While no fixed installation medium is available, I'd suggest to add something helpful to https://www.qubes-os.org/doc/installation-troubleshooting/ (https://www.qubes-os.org/doc/installation-troubleshooting/#warning-dracut-initqueue-timeout---starting-timeout-scripts-during-installation isn't helpful as it refers to the initial installation boot, not the first boot after installation (where the VMs are configured))

ghost commented 2 years ago

try with single disk first :

cryptsetup -c aes-xts-plain64 -h sha512 -s 512 luksFormat /dev/sda2 crypsetup luksOpen /dev/sda2 luks pvcreate /dev/mapper/luks vgcreate qubes_dom0 /dev/mapper/luks lvcreate -n swap -L 4G qubes_dom0 lvcreate -T -L 30G qubes_dom0/root-pool lvcreate -T -l +95%FREE qubes_dom0/vm-pool lvs lvcreate -V30G -T qubes_dom0/root-pool -n root lvcreate -V( size in your vm pool )G -T qubes_dom0/vm-pool -n vm mkfs.ext4 /dev/qubes_dom0/vm

https://forum.qubes-os.org/t/4-1-installer-lvm-partitioning-hard-to-customize-missing-space/6155/5

sjvudp commented 2 years ago

Is https://github.com/QubesOS/qubes-issues/issues/7335#issuecomment-1079844550 suggesting to unplug all the other disks? I don't get it: The installer completed installation for the first boot, but first boot fails to continue. I don't think my initial Qubes OS disk setup is the problem.
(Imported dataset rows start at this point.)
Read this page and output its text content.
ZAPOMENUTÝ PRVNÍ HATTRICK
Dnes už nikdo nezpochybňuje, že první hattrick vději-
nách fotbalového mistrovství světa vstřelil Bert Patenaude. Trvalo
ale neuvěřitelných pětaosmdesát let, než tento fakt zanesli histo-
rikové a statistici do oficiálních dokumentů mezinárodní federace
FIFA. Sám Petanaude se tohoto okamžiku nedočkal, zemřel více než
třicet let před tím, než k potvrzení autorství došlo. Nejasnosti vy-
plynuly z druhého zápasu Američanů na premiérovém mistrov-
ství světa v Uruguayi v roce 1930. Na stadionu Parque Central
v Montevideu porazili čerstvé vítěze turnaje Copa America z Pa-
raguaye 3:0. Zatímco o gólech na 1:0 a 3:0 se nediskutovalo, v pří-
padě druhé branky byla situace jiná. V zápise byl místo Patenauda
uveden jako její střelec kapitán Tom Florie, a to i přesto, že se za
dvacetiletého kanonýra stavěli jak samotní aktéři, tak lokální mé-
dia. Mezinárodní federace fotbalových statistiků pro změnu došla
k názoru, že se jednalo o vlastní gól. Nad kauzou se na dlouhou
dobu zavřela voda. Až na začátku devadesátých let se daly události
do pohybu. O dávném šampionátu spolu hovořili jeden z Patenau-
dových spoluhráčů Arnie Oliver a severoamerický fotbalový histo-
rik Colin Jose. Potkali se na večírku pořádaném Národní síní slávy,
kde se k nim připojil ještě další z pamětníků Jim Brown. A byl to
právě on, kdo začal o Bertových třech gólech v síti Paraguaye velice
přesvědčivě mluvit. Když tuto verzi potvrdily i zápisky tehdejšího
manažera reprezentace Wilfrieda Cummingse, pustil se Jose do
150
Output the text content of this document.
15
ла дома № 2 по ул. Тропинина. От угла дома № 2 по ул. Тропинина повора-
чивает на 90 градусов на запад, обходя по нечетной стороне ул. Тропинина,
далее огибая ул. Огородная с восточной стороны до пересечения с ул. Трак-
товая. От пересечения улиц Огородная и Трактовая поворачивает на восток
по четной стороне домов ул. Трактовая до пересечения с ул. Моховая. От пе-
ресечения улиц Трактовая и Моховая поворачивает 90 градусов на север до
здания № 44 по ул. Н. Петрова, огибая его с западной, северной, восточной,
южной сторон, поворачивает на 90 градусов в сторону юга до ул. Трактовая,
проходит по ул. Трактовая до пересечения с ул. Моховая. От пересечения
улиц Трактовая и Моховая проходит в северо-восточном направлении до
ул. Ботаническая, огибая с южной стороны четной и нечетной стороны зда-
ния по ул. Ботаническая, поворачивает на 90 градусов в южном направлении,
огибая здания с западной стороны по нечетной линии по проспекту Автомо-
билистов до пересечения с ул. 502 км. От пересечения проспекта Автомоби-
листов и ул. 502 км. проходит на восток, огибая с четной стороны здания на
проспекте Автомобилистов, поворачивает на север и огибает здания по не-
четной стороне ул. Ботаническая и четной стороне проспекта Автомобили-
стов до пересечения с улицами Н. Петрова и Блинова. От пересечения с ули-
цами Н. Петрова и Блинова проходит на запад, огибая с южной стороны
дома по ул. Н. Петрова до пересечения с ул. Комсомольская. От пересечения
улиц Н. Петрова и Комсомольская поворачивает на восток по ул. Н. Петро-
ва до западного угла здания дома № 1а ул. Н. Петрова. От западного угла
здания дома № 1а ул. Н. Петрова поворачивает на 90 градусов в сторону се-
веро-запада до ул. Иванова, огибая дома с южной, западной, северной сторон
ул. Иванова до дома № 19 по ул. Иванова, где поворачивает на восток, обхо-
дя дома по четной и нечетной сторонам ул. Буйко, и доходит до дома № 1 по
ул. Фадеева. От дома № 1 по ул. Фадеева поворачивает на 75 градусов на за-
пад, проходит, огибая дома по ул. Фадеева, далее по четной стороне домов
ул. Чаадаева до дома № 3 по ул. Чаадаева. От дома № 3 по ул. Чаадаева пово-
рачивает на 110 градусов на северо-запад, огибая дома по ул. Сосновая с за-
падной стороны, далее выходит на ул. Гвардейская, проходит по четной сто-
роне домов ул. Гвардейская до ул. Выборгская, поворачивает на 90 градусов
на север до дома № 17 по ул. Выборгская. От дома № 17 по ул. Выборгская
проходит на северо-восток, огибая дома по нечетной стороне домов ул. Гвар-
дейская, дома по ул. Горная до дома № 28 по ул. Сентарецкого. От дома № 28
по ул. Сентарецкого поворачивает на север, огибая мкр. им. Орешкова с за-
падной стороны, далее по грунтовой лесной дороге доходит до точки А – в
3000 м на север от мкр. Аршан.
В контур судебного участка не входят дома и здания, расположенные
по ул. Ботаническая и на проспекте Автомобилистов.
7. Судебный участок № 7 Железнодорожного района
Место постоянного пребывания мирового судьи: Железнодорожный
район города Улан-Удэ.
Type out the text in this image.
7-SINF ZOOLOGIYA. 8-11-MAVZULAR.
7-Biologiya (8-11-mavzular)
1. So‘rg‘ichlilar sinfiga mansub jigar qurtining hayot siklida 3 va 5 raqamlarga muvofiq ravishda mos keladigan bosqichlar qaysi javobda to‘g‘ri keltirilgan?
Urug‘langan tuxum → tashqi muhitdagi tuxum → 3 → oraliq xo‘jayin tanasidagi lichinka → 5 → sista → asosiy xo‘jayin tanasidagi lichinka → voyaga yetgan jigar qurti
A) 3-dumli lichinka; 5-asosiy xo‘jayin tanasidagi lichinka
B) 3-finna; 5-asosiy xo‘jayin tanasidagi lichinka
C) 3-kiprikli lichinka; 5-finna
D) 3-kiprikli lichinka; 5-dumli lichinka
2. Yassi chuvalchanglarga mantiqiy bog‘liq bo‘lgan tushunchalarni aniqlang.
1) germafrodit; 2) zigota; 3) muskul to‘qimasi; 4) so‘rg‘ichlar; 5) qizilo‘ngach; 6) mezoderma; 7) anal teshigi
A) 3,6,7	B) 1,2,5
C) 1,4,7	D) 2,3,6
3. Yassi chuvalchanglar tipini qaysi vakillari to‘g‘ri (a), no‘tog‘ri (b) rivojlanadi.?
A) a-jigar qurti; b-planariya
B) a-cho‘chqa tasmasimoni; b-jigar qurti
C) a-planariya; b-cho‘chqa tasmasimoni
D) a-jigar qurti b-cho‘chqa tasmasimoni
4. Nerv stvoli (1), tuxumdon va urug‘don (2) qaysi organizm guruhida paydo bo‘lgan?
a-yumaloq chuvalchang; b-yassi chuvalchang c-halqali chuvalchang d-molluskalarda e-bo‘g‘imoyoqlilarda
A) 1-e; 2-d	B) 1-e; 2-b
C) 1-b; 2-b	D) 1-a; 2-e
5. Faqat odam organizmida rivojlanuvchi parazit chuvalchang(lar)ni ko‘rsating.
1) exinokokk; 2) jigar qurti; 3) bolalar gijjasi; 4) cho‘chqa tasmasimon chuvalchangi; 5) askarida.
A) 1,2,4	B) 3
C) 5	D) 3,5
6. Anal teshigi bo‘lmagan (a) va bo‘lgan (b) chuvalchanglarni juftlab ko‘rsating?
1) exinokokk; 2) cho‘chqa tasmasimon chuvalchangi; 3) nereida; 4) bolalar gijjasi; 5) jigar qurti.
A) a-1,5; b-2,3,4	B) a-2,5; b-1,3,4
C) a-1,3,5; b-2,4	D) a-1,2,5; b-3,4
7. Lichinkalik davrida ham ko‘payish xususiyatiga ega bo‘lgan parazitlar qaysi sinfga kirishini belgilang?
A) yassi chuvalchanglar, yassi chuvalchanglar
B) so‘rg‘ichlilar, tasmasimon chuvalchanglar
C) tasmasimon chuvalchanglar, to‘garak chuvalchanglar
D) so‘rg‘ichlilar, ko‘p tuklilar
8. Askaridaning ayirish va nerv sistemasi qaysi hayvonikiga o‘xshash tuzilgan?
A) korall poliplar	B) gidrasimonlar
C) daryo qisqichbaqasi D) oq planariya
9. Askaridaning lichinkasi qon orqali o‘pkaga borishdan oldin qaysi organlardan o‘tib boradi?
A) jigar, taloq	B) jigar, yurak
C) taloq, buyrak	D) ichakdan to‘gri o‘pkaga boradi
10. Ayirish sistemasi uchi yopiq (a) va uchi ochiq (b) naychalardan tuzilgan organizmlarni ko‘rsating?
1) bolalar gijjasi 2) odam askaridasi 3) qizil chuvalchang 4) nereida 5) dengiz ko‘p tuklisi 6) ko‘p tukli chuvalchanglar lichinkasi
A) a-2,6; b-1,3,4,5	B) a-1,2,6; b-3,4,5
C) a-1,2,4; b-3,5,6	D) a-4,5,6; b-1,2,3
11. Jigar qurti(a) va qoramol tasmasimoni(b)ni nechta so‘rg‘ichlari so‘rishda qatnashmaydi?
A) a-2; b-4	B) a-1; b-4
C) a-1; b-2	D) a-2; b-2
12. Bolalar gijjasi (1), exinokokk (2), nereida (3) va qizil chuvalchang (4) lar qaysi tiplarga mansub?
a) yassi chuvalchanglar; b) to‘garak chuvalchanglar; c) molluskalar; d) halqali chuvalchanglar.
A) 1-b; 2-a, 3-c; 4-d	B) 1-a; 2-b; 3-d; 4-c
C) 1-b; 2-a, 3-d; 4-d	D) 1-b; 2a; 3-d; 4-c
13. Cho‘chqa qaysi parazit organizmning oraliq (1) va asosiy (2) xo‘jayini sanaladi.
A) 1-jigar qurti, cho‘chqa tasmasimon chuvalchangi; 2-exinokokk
DemiMarie commented 2 years ago

Would it be possible to get a backtrace from the core dump?

sjvudp commented 2 years ago

Would it be possible to get a backtrace from the core dump?

By default the segfault does not create a core dump. I'm not deep enough into it: Is it possible to enable coredumps in initrd via some kernel command line boot parameter?

DemiMarie commented 2 years ago

Would it be possible to get a backtrace from the core dump?

By default the segfault does not create a core dump. I'm not deep enough into it: Is it possible to enable coredumps in initrd via some kernel command line boot parameter?

I’m not sure, but it is probably in some documentation.

DemiMarie commented 2 years ago

@sjvudp can you try systemd.mask=lvm2-monitor.service? That prevents the service from being loaded.

ghost commented 2 years ago

no just create partition like that, and follow above command. step by step with picture is here https://forum.qubes-os.org/t/qubes-os-installation-detached-encrypted-boot-and-header/6205

additional storage could be added after install or you could reinstall again and add some device in volume group.

sjvudp commented 2 years ago

@sjvudp can you try systemd.mask=lvm2-monitor.service? That prevents the service from being loaded.

That did it! However, even after having installed all updates, I need that parameter on every boot!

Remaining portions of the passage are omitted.